For guidance, Blumenthal calls on good friend and former Washington powerbroker Taylor Clark. But Clark is initially skeptical. However, when a live round fired from a silenced pistol narrowly misses him, Clark begins to fear the worst; that the country could be on the edge of the messiest national scandal since Watergate.
Clark immediately engages his boss, Loraine Sinatra, a feared Washington operator who secretly controls a black unit buried deep within one of America' least understood but most powerful and autonomous law enforcement organizations. Clark and Sinatra search desperately for footing in the investigation, tapping sources they haven't called on for years. When they arrive seconds too late to prevent a firearms confrontation on Blumenthal's front lot, it becomes clear that a national catastrophe looms. It isn't long before they discover that the Bluffton, South Carolina dealership is nothing more than a single speck in a bold scheme masterminded by Russian billionaire Mikael Azarov to bend the President of the United States to Moscow's will by seizing control of Universal Motors for himself.

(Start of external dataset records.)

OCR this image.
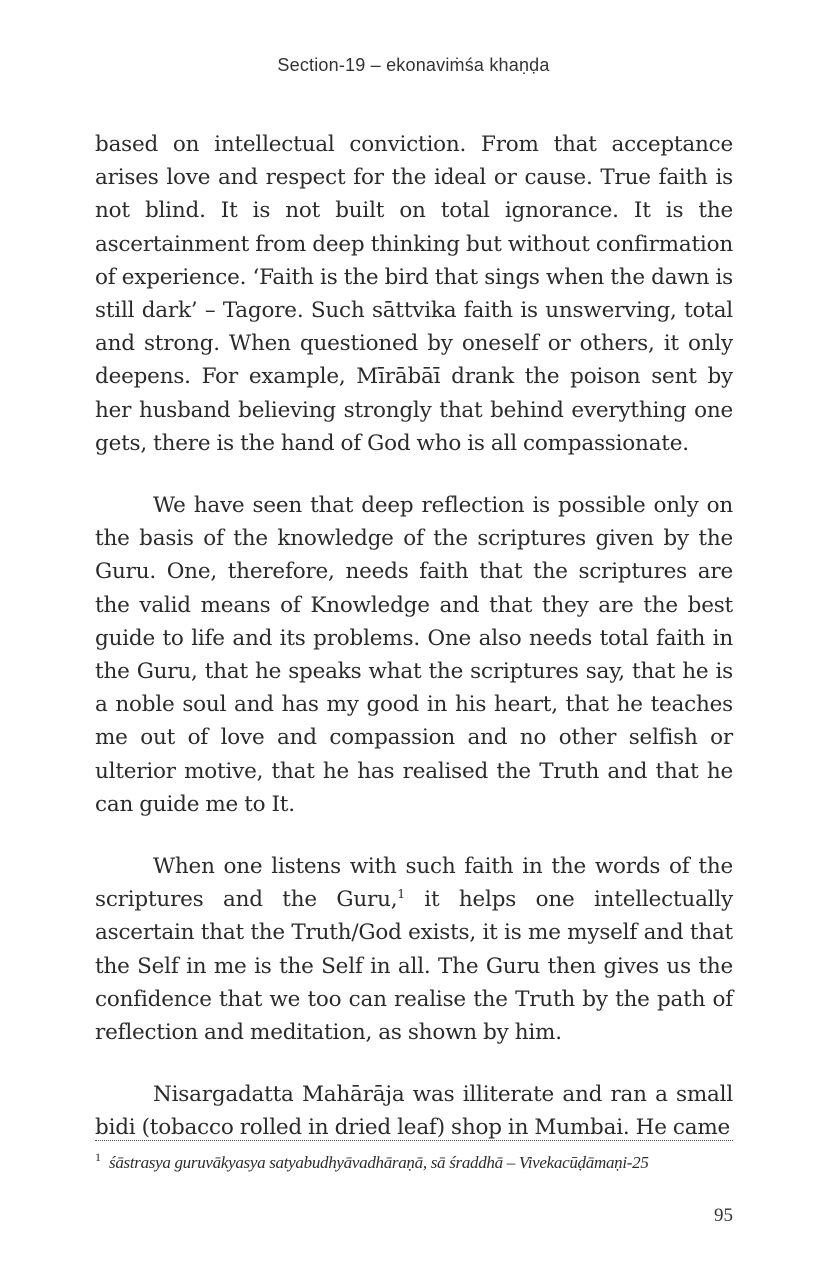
Section-19 – ekonaviṁśa khaṇḍa

based on intellectual conviction. From that acceptance arises love and respect for the ideal or cause. True faith is not blind. It is not built on total ignorance. It is the ascertainment from deep thinking but without confirmation of experience. ‘Faith is the bird that sings when the dawn is still dark’ – Tagore. Such sāttvika faith is unswerving, total and strong. When questioned by oneself or others, it only deepens. For example, Mīrābāī drank the poison sent by her husband believing strongly that behind everything one gets, there is the hand of God who is all compassionate.

We have seen that deep reflection is possible only on the basis of the knowledge of the scriptures given by the Guru. One, therefore, needs faith that the scriptures are the valid means of Knowledge and that they are the best guide to life and its problems. One also needs total faith in the Guru, that he speaks what the scriptures say, that he is a noble soul and has my good in his heart, that he teaches me out of love and compassion and no other selfish or ulterior motive, that he has realised the Truth and that he can guide me to It.

When one listens with such faith in the words of the scriptures and the Guru,$^1$ it helps one intellectually ascertain that the Truth/God exists, it is me myself and that the Self in me is the Self in all. The Guru then gives us the confidence that we too can realise the Truth by the path of reflection and meditation, as shown by him.

Nisargadatta Mahārāja was illiterate and ran a small bidi (tobacco rolled in dried leaf) shop in Mumbai. He came

$^1$ śāstrasya guruvākyasya satyabudhyāvadhāraṇā, sā śraddhā – Vivekacūḍāmaṇi-25
95
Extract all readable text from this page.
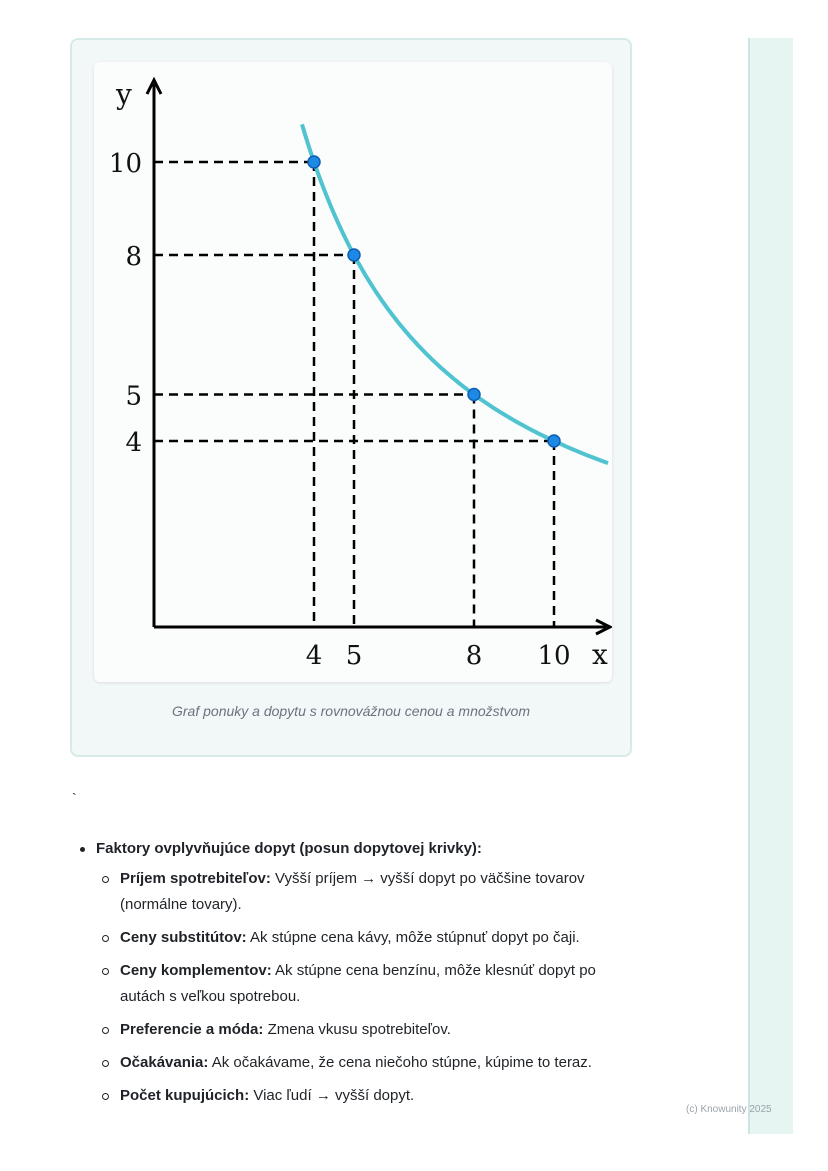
y
x
4
5
8
10
4 5	8 10
Graf ponuky a dopytu s rovnovážnou cenou a množstvom
`
Faktory ovplyvňujúce dopyt (posun dopytovej krivky):
Príjem spotrebiteľov: Vyšší príjem → vyšší dopyt po väčšine tovarov (normálne tovary).
Ceny substitútov: Ak stúpne cena kávy, môže stúpnuť dopyt po čaji.
Ceny komplementov: Ak stúpne cena benzínu, môže klesnúť dopyt po autách s veľkou spotrebou.
Preferencie a móda: Zmena vkusu spotrebiteľov.
Očakávania: Ak očakávame, že cena niečoho stúpne, kúpime to teraz.
Počet kupujúcich: Viac ľudí → vyšší dopyt.
(c) Knowunity 2025
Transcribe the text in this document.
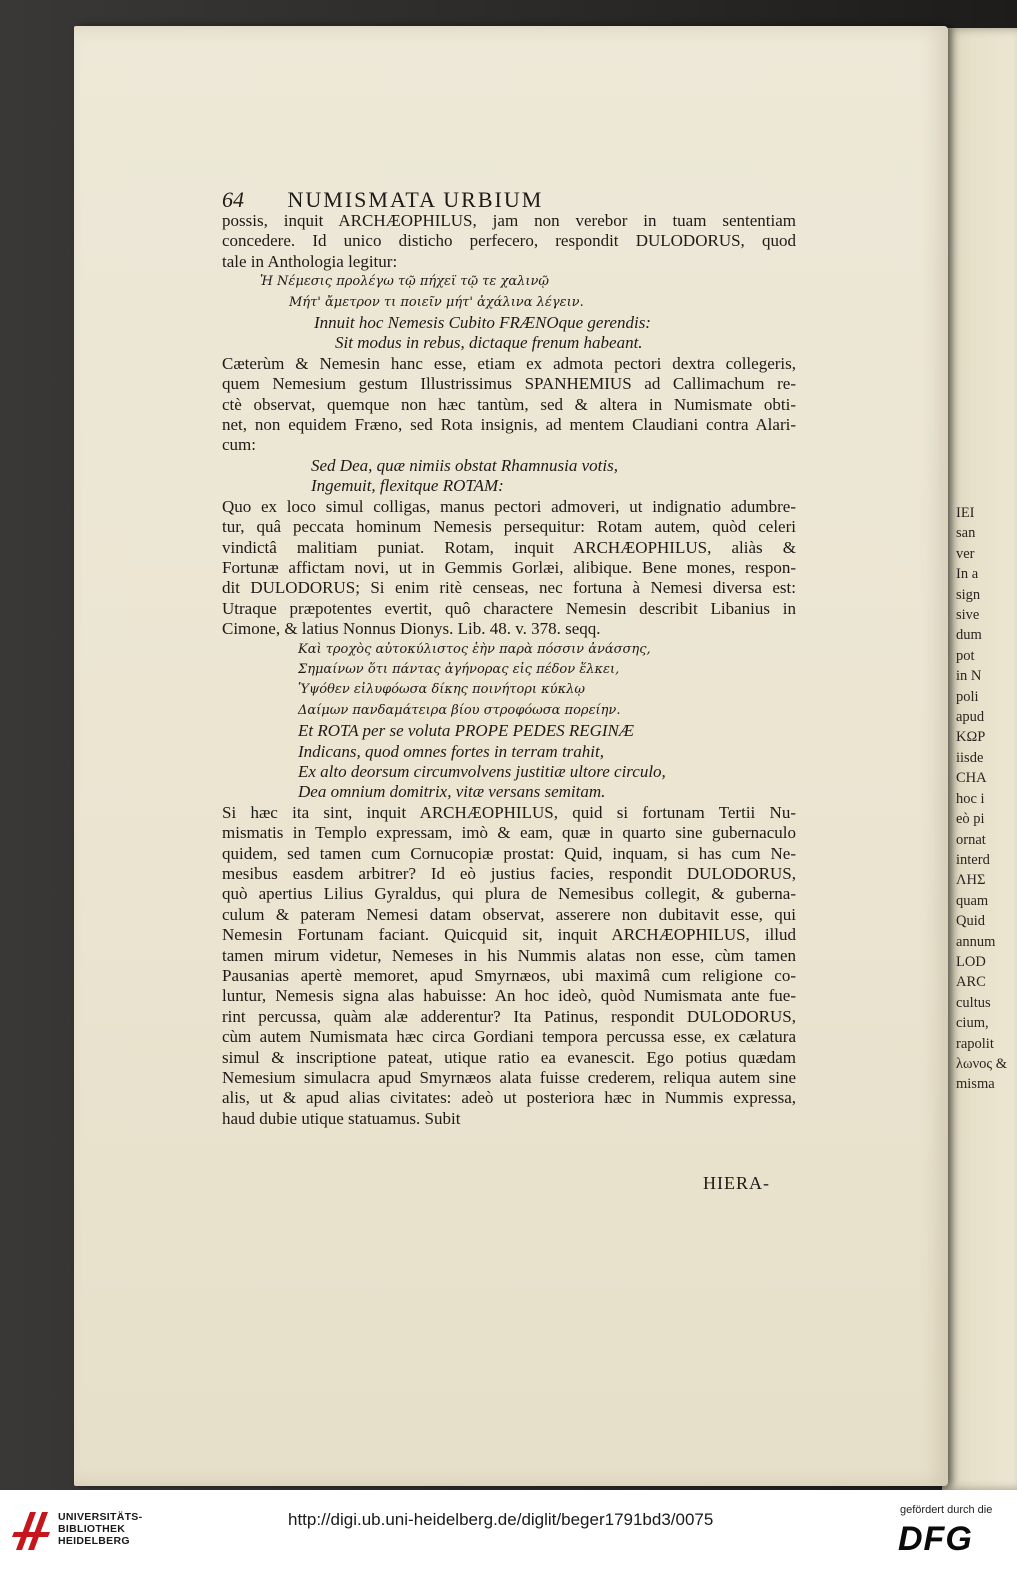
IEI
san
ver
In a
sign
sive
dum
pot
in N
poli
apud
ΚΩΡ
iisde
CHA
hoc i
eò pi
ornat
interd
ΛΗΣ
quam
Quid
annum
LOD
ARC
cultus
cium,
rapolit
λωνος &
misma
64 NUMISMATA URBIUM
possis, inquit ARCHÆOPHILUS, jam non verebor in tuam sententiam
concedere. Id unico disticho perfecero, respondit DULODORUS, quod
tale in Anthologia legitur:
Ἡ Νέμεσις προλέγω τῷ πήχεϊ τῷ τε χαλινῷ
Μήτ' ἄμετρον τι ποιεῖν μήτ' ἀχάλινα λέγειν.
Innuit hoc Nemesis Cubito FRÆNOque gerendis:
Sit modus in rebus, dictaque frenum habeant.
Cæterùm & Nemesin hanc esse, etiam ex admota pectori dextra collegeris,
quem Nemesium gestum Illustrissimus SPANHEMIUS ad Callimachum re-
ctè observat, quemque non hæc tantùm, sed & altera in Numismate obti-
net, non equidem Fræno, sed Rota insignis, ad mentem Claudiani contra Alari-
cum:
Sed Dea, quæ nimiis obstat Rhamnusia votis,
Ingemuit, flexitque ROTAM:
Quo ex loco simul colligas, manus pectori admoveri, ut indignatio adumbre-
tur, quâ peccata hominum Nemesis persequitur: Rotam autem, quòd celeri
vindictâ malitiam puniat. Rotam, inquit ARCHÆOPHILUS, aliàs &
Fortunæ affictam novi, ut in Gemmis Gorlæi, alibique. Bene mones, respon-
dit DULODORUS; Si enim ritè censeas, nec fortuna à Nemesi diversa est:
Utraque præpotentes evertit, quô charactere Nemesin describit Libanius in
Cimone, & latius Nonnus Dionys. Lib. 48. v. 378. seqq.
Καὶ τροχὸς αὐτοκύλιστος ἑὴν παρὰ πόσσιν ἀνάσσης,
Σημαίνων ὅτι πάντας ἀγήνορας εἰς πέδον ἕλκει,
Ὑψόθεν εἰλυφόωσα δίκης ποινήτορι κύκλῳ
Δαίμων πανδαμάτειρα βίου στροφόωσα πορείην.
Et ROTA per se voluta PROPE PEDES REGINÆ
Indicans, quod omnes fortes in terram trahit,
Ex alto deorsum circumvolvens justitiæ ultore circulo,
Dea omnium domitrix, vitæ versans semitam.
Si hæc ita sint, inquit ARCHÆOPHILUS, quid si fortunam Tertii Nu-
mismatis in Templo expressam, imò & eam, quæ in quarto sine gubernaculo
quidem, sed tamen cum Cornucopiæ prostat: Quid, inquam, si has cum Ne-
mesibus easdem arbitrer? Id eò justius facies, respondit DULODORUS,
quò apertius Lilius Gyraldus, qui plura de Nemesibus collegit, & guberna-
culum & pateram Nemesi datam observat, asserere non dubitavit esse, qui
Nemesin Fortunam faciant. Quicquid sit, inquit ARCHÆOPHILUS, illud
tamen mirum videtur, Nemeses in his Nummis alatas non esse, cùm tamen
Pausanias apertè memoret, apud Smyrnæos, ubi maximâ cum religione co-
luntur, Nemesis signa alas habuisse: An hoc ideò, quòd Numismata ante fue-
rint percussa, quàm alæ adderentur? Ita Patinus, respondit DULODORUS,
cùm autem Numismata hæc circa Gordiani tempora percussa esse, ex cælatura
simul & inscriptione pateat, utique ratio ea evanescit. Ego potius quædam
Nemesium simulacra apud Smyrnæos alata fuisse crederem, reliqua autem sine
alis, ut & apud alias civitates: adeò ut posteriora hæc in Nummis expressa,
haud dubie utique statuamus. Subit
HIERA-
UNIVERSITÄTS-
BIBLIOTHEK
HEIDELBERG
http://digi.ub.uni-heidelberg.de/diglit/beger1791bd3/0075	gefördert durch die
DFG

Azarov's daring plot places his $25 billion fortune at risk, but he's killed before, and he's willing to kill again if that's what it takes to win. It's up to Clark to stop him.
From the low country of South Carolina to the halls of power in the nation's capital, from the skyscrapers of San Francisco's famed financial district to the stormy streets of flooded Savannah, Clark's resourcefulness and nerve fuel his pursuit of the truth, a pursuit that ultimately ends in violent public death.